- 2 1/2 pounds orange- or yellow/white-fleshed sweet potatoes, or a combination, peeled and cut into 1-inch chunks
- 4 tablespoons (1/2 stick) unsalted butter
- 3/4 cup buttermilk (see note)
- 1 tablespoon chopped fresh cilantro
- 1 tablespoon chopped fresh dill
- 1 tablespoon chopped fresh parsley
- 2 teaspoons chopped fresh mint
- 1 teaspoon salt, or more to taste
- 1 teaspoon pepper, or more to taste
- cinnamon to taste
- maple syrup to taste
- Place the sweet potatoes in a large saucepan or small stockpot, cover with cool water by 1 inch, and bring to a boil over high heat. Reduce to a simmer and continue to cook until very tender, 6 to 8 minutes.

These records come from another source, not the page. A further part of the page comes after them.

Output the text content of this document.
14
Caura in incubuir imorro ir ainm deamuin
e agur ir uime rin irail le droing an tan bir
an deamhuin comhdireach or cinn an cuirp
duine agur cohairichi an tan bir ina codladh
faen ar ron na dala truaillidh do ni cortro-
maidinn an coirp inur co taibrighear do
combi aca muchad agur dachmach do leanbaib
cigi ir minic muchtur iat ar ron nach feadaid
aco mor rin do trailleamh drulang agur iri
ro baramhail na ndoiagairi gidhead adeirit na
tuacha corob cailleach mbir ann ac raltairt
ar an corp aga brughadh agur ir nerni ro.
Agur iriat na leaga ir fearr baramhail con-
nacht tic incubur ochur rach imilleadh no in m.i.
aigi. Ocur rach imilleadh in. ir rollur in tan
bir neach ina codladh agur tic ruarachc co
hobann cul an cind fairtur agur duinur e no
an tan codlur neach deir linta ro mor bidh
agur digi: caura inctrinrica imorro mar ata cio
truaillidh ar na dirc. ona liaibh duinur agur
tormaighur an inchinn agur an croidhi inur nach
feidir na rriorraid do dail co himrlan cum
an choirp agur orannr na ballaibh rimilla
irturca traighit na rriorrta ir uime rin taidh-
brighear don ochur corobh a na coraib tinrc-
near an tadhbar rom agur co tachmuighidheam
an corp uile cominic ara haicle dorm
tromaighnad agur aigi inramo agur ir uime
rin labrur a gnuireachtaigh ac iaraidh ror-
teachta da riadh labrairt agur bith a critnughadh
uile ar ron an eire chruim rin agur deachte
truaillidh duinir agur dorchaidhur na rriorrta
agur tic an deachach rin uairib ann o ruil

- Drain the sweet potatoes and return them to the saucepan. Add the butter and mash. Add the buttermilk, cilantro, dill, parsley, mint, salt, and pepper. Add cinnamon and maple syrup and more salt and pepper to taste and serve.
- Note: The tanginess of buttermilk goes well in the recipe, but you can use plain yogurt, sour cream, milk, half and half, or cream if you prefer.